Gout with superactive phosphoribosylpyrophosphate synthetase due to increased enzyme catalytic rate.

We have studied families C and A in which superactivity of PRPP synthetase (E.C. 2.7.6.1) is associated with gout and uric acid overproduction in affected hemizygous males. PRPP synthetase catalyzes synthesis of PRPP, a regulatory substrate in purine synthesis de novo. Activities of the enzyme in erythrocyte and fibroblast extracts from the male index cases, T.C. and R.A., were nearly threefold greater than normal at each Pi concentration tested. PRPP synthetase superactivity was accompanied by increased intracellular PRPP concentration and generation in erythrocytes and fibroblasts from these patients, and enhanced rates of PRPP-dependent purine synthesis reactions, including purine synthesis de novo, were demonstrable in their fibroblasts. These findings suggested that increased intracellular synthesis dut to enzyme superactivity underlay purine nucleotide and uric acid overproduction in these patients. Similar studies in cells from the sister of T.C. and the mother of R.A. showed increased values that were, however, intermediate between normal values and those of the affected males, indicating that these women are heterozygous carriers of the traits for enzyme superactivity. The enzymatic basis for increased PRPP synthetase activity in both families was investigated. Immunochemical studies in dialyzed erythrocyte lysates and highly purified erythrocyte enzyme preparations provided evidence for increased enzyme activity per molecule of immunoreactive enzyme. In addition, purified T.C. and R.A. PRPP synthetases showed 3.1- and 2.8-fold greater enzyme specific activities, respectively, than comparably purified normal enzymes. Kinetic constants of purified T.C. and R.A. PRPP synthetases for substrates, activators, and inhibitors were indistinguishable from normal, and increased maximal reaction velocity alone appeared to account for enzyme superactivity. Despite an apparently similar kinetic mechanism for superactivity, the diminished electrophoretic mobility of T.C. PRPP synthetase and increased thermal lability of R.A. PRPP synthetase suggested distinct structural alterations leading to enzyme superactivity in families C and A.

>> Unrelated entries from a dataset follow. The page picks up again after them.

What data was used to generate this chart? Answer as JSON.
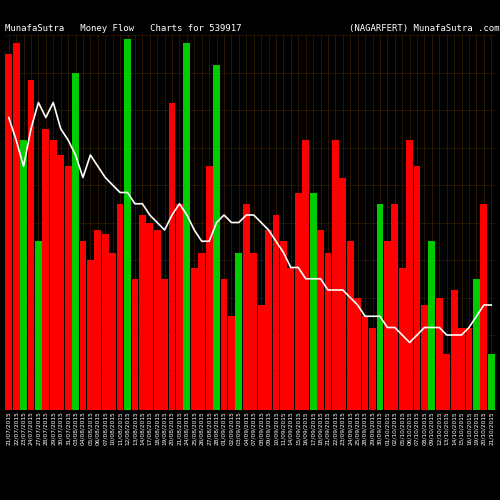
{
  "title": "MunafaSutra   Money Flow   Charts for 539917                    (NAGARFERT) MunafaSutra .com",
  "background_color": "#000000",
  "bar_colors_pattern": [
    "red",
    "red",
    "green",
    "red",
    "green",
    "red",
    "red",
    "red",
    "red",
    "green",
    "red",
    "red",
    "red",
    "red",
    "red",
    "red",
    "green",
    "red",
    "red",
    "red",
    "red",
    "red",
    "red",
    "red",
    "green",
    "red",
    "red",
    "red",
    "green",
    "red",
    "red",
    "green",
    "red",
    "red",
    "red",
    "red",
    "red",
    "red",
    "red",
    "red",
    "red",
    "green",
    "red",
    "red",
    "red",
    "red",
    "red",
    "red",
    "red",
    "red",
    "green",
    "red",
    "red",
    "red",
    "red",
    "red",
    "red",
    "green",
    "red",
    "red",
    "red",
    "red",
    "red",
    "green",
    "red",
    "green"
  ],
  "bar_heights": [
    0.95,
    0.98,
    0.72,
    0.88,
    0.45,
    0.75,
    0.72,
    0.68,
    0.65,
    0.9,
    0.45,
    0.4,
    0.48,
    0.47,
    0.42,
    0.55,
    0.99,
    0.35,
    0.52,
    0.5,
    0.48,
    0.35,
    0.82,
    0.55,
    0.98,
    0.38,
    0.42,
    0.65,
    0.92,
    0.35,
    0.25,
    0.42,
    0.55,
    0.42,
    0.28,
    0.48,
    0.52,
    0.45,
    0.38,
    0.58,
    0.72,
    0.58,
    0.48,
    0.42,
    0.72,
    0.62,
    0.45,
    0.3,
    0.25,
    0.22,
    0.55,
    0.45,
    0.55,
    0.38,
    0.72,
    0.65,
    0.28,
    0.45,
    0.3,
    0.15,
    0.32,
    0.22,
    0.22,
    0.35,
    0.55,
    0.15
  ],
  "line_values": [
    0.78,
    0.72,
    0.65,
    0.75,
    0.82,
    0.78,
    0.82,
    0.75,
    0.72,
    0.68,
    0.62,
    0.68,
    0.65,
    0.62,
    0.6,
    0.58,
    0.58,
    0.55,
    0.55,
    0.52,
    0.5,
    0.48,
    0.52,
    0.55,
    0.52,
    0.48,
    0.45,
    0.45,
    0.5,
    0.52,
    0.5,
    0.5,
    0.52,
    0.52,
    0.5,
    0.48,
    0.45,
    0.42,
    0.38,
    0.38,
    0.35,
    0.35,
    0.35,
    0.32,
    0.32,
    0.32,
    0.3,
    0.28,
    0.25,
    0.25,
    0.25,
    0.22,
    0.22,
    0.2,
    0.18,
    0.2,
    0.22,
    0.22,
    0.22,
    0.2,
    0.2,
    0.2,
    0.22,
    0.25,
    0.28,
    0.28
  ],
  "x_labels": [
    "21/07/2015",
    "22/07/2015",
    "23/07/2015",
    "24/07/2015",
    "27/07/2015",
    "28/07/2015",
    "29/07/2015",
    "30/07/2015",
    "31/07/2015",
    "03/08/2015",
    "04/08/2015",
    "05/08/2015",
    "06/08/2015",
    "07/08/2015",
    "10/08/2015",
    "11/08/2015",
    "12/08/2015",
    "13/08/2015",
    "14/08/2015",
    "17/08/2015",
    "18/08/2015",
    "19/08/2015",
    "20/08/2015",
    "21/08/2015",
    "24/08/2015",
    "25/08/2015",
    "26/08/2015",
    "27/08/2015",
    "28/08/2015",
    "01/09/2015",
    "02/09/2015",
    "03/09/2015",
    "04/09/2015",
    "07/09/2015",
    "08/09/2015",
    "09/09/2015",
    "10/09/2015",
    "11/09/2015",
    "14/09/2015",
    "15/09/2015",
    "16/09/2015",
    "17/09/2015",
    "18/09/2015",
    "21/09/2015",
    "22/09/2015",
    "23/09/2015",
    "24/09/2015",
    "25/09/2015",
    "28/09/2015",
    "29/09/2015",
    "30/09/2015",
    "01/10/2015",
    "02/10/2015",
    "05/10/2015",
    "06/10/2015",
    "07/10/2015",
    "08/10/2015",
    "09/10/2015",
    "12/10/2015",
    "13/10/2015",
    "14/10/2015",
    "15/10/2015",
    "16/10/2015",
    "19/10/2015",
    "20/10/2015",
    "21/10/2015"
  ],
  "line_color": "#ffffff",
  "title_color": "#ffffff",
  "title_fontsize": 6.5,
  "xlabel_fontsize": 4.2,
  "grid_color": "#3a2000",
  "ylim": [
    0,
    1.0
  ],
  "fig_width": 5.0,
  "fig_height": 5.0,
  "dpi": 100
}
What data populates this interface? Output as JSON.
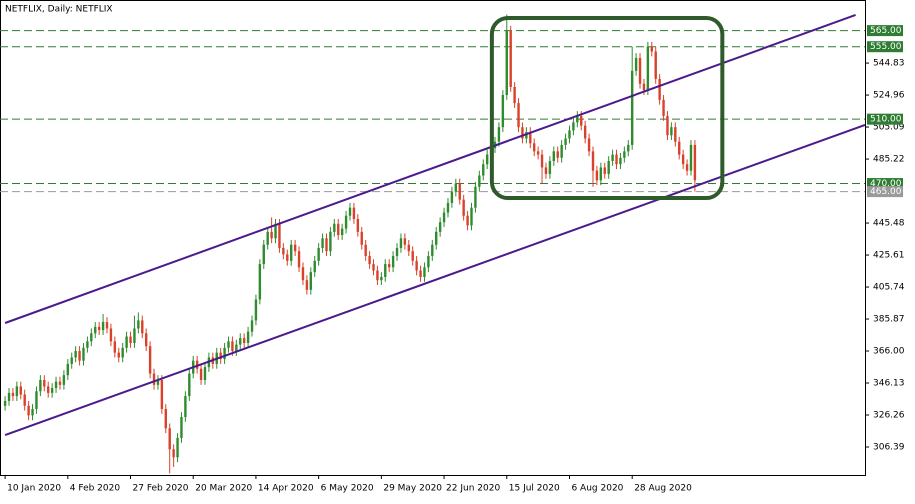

Regional localization of the gene for human phosphoribosylpyrophosphate synthetase on the X chromosome.

Sixty-eight independent hybrid clones were isolated after irradiated normal human lymphocytes were fused with Chinese hamster fibroblasts lacking hypoxanthine-guanine phosphoribosyltransferase activity. The cells were grown under selective conditions requiring retention of the X chromosome-linked locus for human hypoxanthine-guanine phosphoribosyltransferase. The frequency and patterns of cotransference of human phosphoribosylpyrophosphate synthetase with the selected marker and with additional X-linked enzymatic markers confirm X linkage of the structural gene for human phosphoribosylpyrophosphate synthetase and support assignment of this gene to a position on the long arm of the X, between the loci for alpha-galactosidase and hypoxanthine-guanine phosphoribosyltransferase.